All the cement disappeared from Estonia, because it was needed in Ukraine, and more food came into Estonia from Ukraine and Belarus than ever before. Talvi forbade her mother from buying it. Aliide said, yes, yes. But what else was she going to buy? Pure Estonian food was needed in Moscow, and Estonia got the food that Moscow didn’t happen to want.
***
Later Aliide heard the stories of fields covered in dolomite and trains filled with evacuees, children crying, soldiers driving families from their homes, and strange flakes, strangely glittering, that filled their yards, and children trying to catch them as they fell, and little girls wanting to wear them in their hair for decoration, but then the flakes disappeared, and so did the children’s hair. One day the Priks woman grabbed Aliide by the arm at the market and whispered to her. Thank God her son had broken his leg. Thank God he knew to do that. She said that her son’s friends, the ones who ended up in the draft, had told her about what had happened there. And they weren’t happy about the higher pay they got in Chernobyl, and fear radiated from them. They had seen people swell up until they were unrecognizable. People mourning the loss of their homes, farmers returning to secretly work their fields in the forbidden zone. Houses that were left empty and were robbed and the goods sold at the market square: televisions, tape recorders, and radios spread all over the country; motorcycles and Crimean shearling coats, too. They had killed the dogs and cats and filled endless graves with them. The stench of rotten meat, houses, trees, and land buried, layers of earth stripped away, onions, heads of cabbage, and shrubbery buried in pits. People asked them if it was the end of the world, or a war, or what? And who were they fighting against, and who was going to win? Old ladies endlessly crossing themselves. Endless drinking of vodka and home brew.

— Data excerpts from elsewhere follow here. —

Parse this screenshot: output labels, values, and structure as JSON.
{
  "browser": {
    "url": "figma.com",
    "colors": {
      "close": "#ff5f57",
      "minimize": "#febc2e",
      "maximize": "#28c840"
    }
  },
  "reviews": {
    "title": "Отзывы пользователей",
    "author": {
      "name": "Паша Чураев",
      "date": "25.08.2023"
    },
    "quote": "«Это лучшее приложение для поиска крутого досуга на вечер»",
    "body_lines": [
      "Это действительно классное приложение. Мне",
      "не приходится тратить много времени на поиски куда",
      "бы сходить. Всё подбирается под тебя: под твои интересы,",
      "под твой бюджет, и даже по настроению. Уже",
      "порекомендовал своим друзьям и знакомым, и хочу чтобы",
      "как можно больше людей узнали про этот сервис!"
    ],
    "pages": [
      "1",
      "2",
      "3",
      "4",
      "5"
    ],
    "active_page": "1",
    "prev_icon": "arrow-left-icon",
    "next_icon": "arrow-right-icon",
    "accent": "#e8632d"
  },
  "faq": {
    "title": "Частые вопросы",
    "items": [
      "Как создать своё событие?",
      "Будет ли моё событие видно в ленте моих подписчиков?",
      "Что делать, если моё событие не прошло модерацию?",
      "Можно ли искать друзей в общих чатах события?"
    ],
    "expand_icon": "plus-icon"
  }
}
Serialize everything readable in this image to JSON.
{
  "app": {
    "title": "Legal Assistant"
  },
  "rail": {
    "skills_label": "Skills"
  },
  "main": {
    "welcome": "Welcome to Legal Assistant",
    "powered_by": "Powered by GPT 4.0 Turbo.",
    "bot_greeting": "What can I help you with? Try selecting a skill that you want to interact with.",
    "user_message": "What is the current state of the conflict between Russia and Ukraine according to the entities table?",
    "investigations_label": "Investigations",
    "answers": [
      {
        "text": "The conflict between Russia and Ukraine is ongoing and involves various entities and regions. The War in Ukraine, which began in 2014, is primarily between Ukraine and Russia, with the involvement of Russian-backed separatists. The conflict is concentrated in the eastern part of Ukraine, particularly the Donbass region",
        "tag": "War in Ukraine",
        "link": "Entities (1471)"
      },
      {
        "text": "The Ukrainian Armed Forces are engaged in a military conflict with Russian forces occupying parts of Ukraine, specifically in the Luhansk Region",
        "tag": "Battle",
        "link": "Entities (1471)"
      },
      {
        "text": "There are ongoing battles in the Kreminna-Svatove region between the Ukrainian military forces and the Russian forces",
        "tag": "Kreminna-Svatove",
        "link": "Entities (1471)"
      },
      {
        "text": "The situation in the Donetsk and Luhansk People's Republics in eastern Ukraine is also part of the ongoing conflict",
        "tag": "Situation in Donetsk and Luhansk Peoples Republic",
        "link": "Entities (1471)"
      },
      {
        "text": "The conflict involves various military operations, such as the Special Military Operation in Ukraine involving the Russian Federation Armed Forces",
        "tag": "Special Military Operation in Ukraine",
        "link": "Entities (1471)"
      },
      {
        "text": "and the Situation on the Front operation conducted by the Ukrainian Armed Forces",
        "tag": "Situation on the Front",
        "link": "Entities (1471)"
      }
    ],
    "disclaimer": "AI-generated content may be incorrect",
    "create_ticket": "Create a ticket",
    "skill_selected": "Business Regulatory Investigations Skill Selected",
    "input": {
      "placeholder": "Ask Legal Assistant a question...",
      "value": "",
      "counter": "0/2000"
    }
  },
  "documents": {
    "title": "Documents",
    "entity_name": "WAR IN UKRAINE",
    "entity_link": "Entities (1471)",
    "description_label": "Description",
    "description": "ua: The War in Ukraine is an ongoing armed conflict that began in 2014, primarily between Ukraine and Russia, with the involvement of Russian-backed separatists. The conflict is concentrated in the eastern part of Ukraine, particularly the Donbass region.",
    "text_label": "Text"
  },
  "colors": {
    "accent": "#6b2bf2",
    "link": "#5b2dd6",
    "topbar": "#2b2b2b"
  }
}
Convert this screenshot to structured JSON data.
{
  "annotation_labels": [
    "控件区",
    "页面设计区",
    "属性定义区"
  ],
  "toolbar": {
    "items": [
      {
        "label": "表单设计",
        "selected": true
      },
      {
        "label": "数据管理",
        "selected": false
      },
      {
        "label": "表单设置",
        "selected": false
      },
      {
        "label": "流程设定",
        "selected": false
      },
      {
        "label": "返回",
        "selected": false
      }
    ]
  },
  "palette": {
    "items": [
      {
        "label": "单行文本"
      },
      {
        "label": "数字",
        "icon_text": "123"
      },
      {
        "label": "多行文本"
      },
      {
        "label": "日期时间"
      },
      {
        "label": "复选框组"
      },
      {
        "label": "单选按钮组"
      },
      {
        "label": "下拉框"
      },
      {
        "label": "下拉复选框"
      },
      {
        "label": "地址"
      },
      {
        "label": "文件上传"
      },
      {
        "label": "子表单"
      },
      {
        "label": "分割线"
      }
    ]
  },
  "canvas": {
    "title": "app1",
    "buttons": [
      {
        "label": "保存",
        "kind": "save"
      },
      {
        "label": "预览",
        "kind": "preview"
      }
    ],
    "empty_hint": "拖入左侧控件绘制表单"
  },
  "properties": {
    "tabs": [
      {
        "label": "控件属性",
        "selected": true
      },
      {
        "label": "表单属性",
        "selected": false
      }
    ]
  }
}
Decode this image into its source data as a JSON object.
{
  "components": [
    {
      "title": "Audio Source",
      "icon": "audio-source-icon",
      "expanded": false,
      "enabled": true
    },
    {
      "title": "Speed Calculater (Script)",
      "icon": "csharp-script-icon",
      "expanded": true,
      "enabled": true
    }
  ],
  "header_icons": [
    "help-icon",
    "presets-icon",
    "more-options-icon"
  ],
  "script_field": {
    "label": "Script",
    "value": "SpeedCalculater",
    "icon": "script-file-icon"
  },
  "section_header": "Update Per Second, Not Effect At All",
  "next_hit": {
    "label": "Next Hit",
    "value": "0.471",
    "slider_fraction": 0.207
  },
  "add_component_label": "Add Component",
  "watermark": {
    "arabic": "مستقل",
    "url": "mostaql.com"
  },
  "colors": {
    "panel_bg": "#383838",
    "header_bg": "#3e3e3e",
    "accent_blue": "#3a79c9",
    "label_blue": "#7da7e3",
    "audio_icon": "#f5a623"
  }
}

Most of all, the Priks woman stressed what one boy had told the people who were leaving: Never tell anyone that you were at Chernobyl, because every girl will give you the boot if she hears that. Never tell anyone, because no one will want to have children with you. Mrs. Priks said that her son had a fri
end whose wife had left him and taken the children with her, because she didn’t want him touching the children and contaminating them. She’d also heard about another one of the Chernobyl men left by his wife when she started having nightmares. She dreamed about three-headed calves being born one after another, cats with scales instead of fur, legless pigs. She couldn’t bear the dreams anymore and couldn’t bear being near her husband, so she’d left for someplace healthier.